2) word marked in language material and character are converted into vector；

3) Named Entity Extraction Model based on Bi-LSTM, and training name entity knowledge are established using the vector of word and character The parameter of other model；

2. the method as described in claim 1, it is characterised in that step 1) is in the way of IOBES to training corpus into rower Note.

3. the method as described in claim 1, it is characterised in that the word of input is converted into vector by step 2) first, then will Each character in word is disassembled, and all characters for being included word with Bi-LSTM models are converted into vector, and to word Spliced with the vector of character conversion.

4. method as claimed in claim 3, it is characterised in that the name Entity recognition mould based on Bi-LSTM described in step 3) Type includes LSTM layers and CRF layers, and the character and term vector of step 2) splicing are input in first layer LSTM neuron elements, and first Input of the output of layer i-th of LSTM unit of LSTM as first layer LSTM i+1 LSTM units；Step 2) is spliced at the same time Character and term vector be input in second layer LSTM neuron elements, the output of second layer LSTM i+1 LSTM units is same The input of Shi Zuowei first layers i-th of LSTM unit of LSTM；Then using the output of two-way each neural unit of LSTM as The input of CRF models, so as to calculate corresponding each input character x_iY_i, and set the result of real marking in language material as Construct a loss function L based on entropy：

<mrow> <mi>L</mi> <mo>=</mo> <mfrac> <mn>1</mn> <mi>n</mi> </mfrac> <munder> <mo>&Sigma;</mo> <mi>i</mi> </munder> <msub> <mover> <mi>y</mi> <mo>&OverBar;</mo> </mover> <mi>i</mi> </msub> <mi>l</mi> <mi>o</mi> <mi>g</mi> <mrow> <mo>(</mo> <msub> <mi>y</mi> <mi>i</mi> </msub> <mo>)</mo> </mrow> <mo>+</mo> <mrow> <mo>(</mo> <mn>1</mn> <mo>-</mo> <msub> <mover> <mi>y</mi> <mo>&OverBar;</mo> </mover> <mi>i</mi> </msub> <mo>)</mo> </mrow> <mi>l</mi> <mi>o</mi> <mi>g</mi> <mrow> <mo>(</mo> <mn>1</mn> <mo>-</mo> <msub> <mi>y</mi> <mi>i</mi> </msub> <mo>)</mo> </mrow> </mrow>

Wherein, n represents training samples number；This loss function L is then converted into an optimization problem, is solved：

<mrow> <mi>M</mi> <mi>i</mi> <mi>n</mi> <mi> </mi> <mi>L</mi> <mo>=</mo> <mfrac> <mn>1</mn> <mi>n</mi> </mfrac> <msub> <mi>&Sigma;</mi> <mi>i</mi> </msub> <msub> <mover> <mi>y</mi> <mo>&OverBar;</mo> </mover> <mi>i</mi> </msub> <mi>l</mi> <mi>o</mi> <mi>g</mi> <mrow> <mo>(</mo> <msub> <mi>y</mi> <mi>i</mi> </msub> <mo>)</mo> </mrow> <mo>+</mo> <mrow> <mo>(</mo> <mn>1</mn> <mo>-</mo> <msub> <mover> <mi>y</mi> <mo>&OverBar;</mo> </mover> <mi>i</mi> </msub> <mo>)</mo> </mrow> <mi>l</mi> <mi>o</mi> <mi>g</mi> <mrow> <mo>(</mo> <mn>1</mn> <mo>-</mo> <msub> <mi>y</mi> <mi>i</mi> </msub> <mo>)</mo> </mrow> <mo>.</mo> </mrow>

5. method as claimed in claim 4, it is characterised in that step 3) is using the ginseng in Adam gradient descent algorithms training L Number.

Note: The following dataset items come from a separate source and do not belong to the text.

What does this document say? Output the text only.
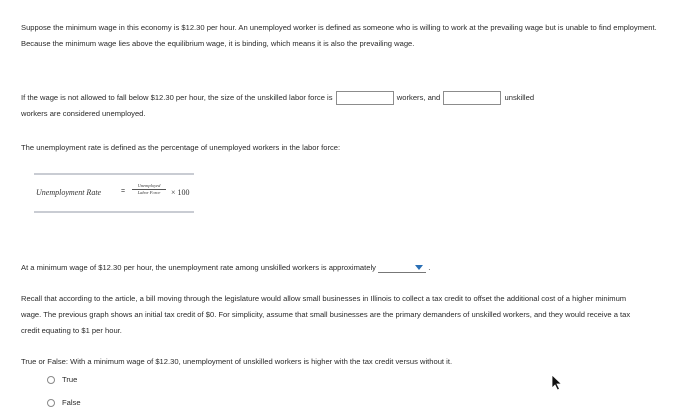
Suppose the minimum wage in this economy is $12.30 per hour. An unemployed worker is defined as someone who is willing to work at the prevailing wage but is unable to find employment. Because the minimum wage lies above the equilibrium wage, it is binding, which means it is also the prevailing wage.
If the wage is not allowed to fall below $12.30 per hour, the size of the unskilled labor force is	workers, and	unskilled
workers are considered unemployed.
The unemployment rate is defined as the percentage of unemployed workers in the labor force:
Unemployment Rate	=
Unemployed
Labor Force	× 100
At a minimum wage of $12.30 per hour, the unemployment rate among unskilled workers is approximately	.
Recall that according to the article, a bill moving through the legislature would allow small businesses in Illinois to collect a tax credit to offset the additional cost of a higher minimum wage. The previous graph shows an initial tax credit of $0. For simplicity, assume that small businesses are the primary demanders of unskilled workers, and they would receive a tax credit equating to $1 per hour.
True or False: With a minimum wage of $12.30, unemployment of unskilled workers is higher with the tax credit versus without it.
True
False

6. method as claimed in claim 5, it is characterised in that step 3) presses training corpus during training parameter Subordinate sentence processing is carried out according to Chinese syntactic rule, and the sentence data 0 for being less than neuron number to character length after subordinate sentence are filled.

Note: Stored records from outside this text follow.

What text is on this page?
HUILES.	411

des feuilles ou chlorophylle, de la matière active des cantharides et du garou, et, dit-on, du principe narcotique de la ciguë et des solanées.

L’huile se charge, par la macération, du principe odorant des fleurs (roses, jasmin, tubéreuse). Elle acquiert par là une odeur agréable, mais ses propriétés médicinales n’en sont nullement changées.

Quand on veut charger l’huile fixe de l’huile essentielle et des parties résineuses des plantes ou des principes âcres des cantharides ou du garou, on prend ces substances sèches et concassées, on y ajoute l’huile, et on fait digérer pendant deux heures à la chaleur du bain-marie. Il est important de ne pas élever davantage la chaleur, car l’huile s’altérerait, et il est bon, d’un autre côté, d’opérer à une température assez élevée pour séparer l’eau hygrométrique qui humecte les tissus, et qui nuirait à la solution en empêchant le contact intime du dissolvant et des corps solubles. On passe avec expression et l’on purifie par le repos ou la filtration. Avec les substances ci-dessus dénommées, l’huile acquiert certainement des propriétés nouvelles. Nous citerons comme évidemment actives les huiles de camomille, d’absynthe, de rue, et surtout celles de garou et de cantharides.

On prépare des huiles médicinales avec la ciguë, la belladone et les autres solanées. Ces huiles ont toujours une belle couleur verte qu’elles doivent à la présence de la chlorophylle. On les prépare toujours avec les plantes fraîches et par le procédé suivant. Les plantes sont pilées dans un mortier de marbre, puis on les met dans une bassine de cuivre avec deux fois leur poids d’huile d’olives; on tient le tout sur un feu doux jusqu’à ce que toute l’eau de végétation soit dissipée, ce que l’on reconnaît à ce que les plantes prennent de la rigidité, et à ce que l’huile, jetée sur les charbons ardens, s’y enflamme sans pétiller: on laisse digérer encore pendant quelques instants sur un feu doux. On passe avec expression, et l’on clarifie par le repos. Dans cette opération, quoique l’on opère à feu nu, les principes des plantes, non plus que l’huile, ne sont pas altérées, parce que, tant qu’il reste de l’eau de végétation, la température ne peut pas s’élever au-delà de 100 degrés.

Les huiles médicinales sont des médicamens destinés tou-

7. method as claimed in claim 6, it is characterised in that random nothing is put every time in the iteration of Adam gradient descent algorithms Random one sentence packet of selection, some sentences are extracted as mould from sentence packet in the slave training corpus data set returned The iterative data of type single.

8. method as claimed in claim 5, it is characterised in that the end condition of iteration is in Adam gradient descent algorithms：1) Maximum iterations；2) penalty values iteration changes | L_i-L_i+1| ＜ ε, wherein ε represent acceptable error range.

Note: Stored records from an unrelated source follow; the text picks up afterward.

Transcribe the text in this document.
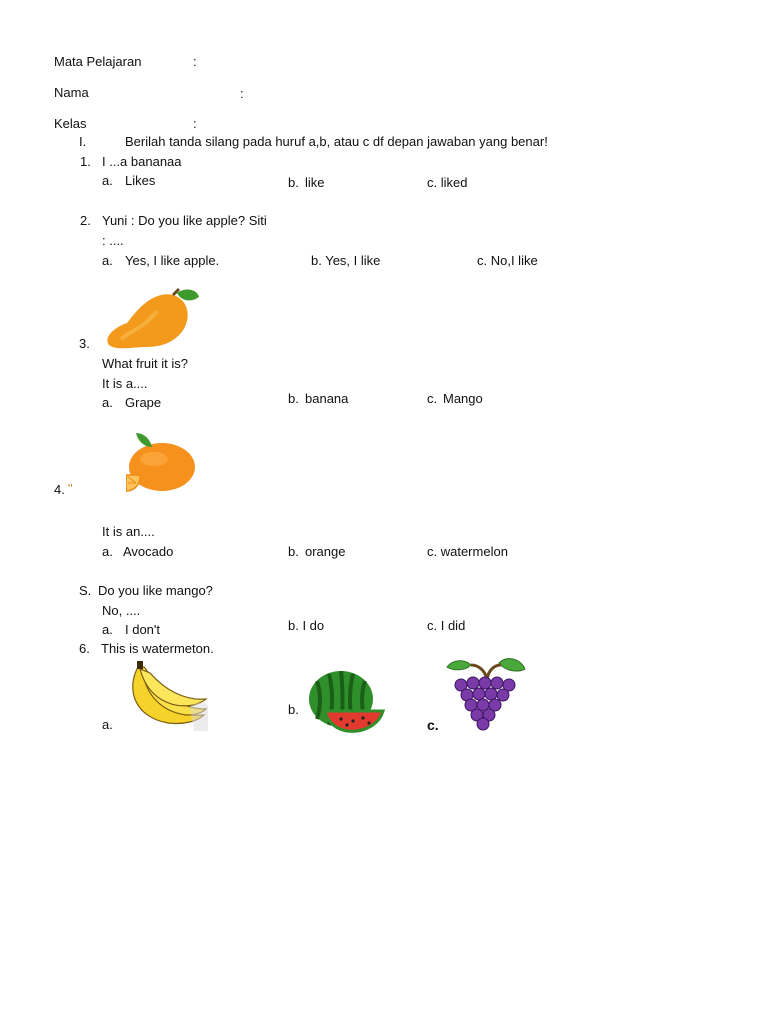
Mata Pelajaran	:
Nama	:
Kelas	:
I.	Berilah tanda silang pada huruf a,b, atau c df depan jawaban yang benar!
1. I ...a bananaa
a. Likes	b. like	c. liked
2. Yuni : Do you like apple? Siti
: ....
a. Yes, I like apple.	b. Yes, I like	c. No,I like
3.
What fruit it is?
It is a....
a. Grape	b. banana	c. Mango
4. "
It is an....
a. Avocado	b. orange	c. watermelon
S. Do you like mango?
No, ....
a. I don't	b. I do	c. I did
6. This is watermeton.
a.
b.
c.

9. the method as described in claim 1, it is characterised in that step 4) pre-processes data to be predicted first, so The vectorization processing of laggard line character and word, is then named Entity recognition prediction.

10. method as claimed in claim 9, it is characterised in that the pretreatment includes subordinate sentence processing and word segmentation processing；It is described Vectorization processing includes term vectorization processing, character vectorization processing, and term vector, character vector are spliced.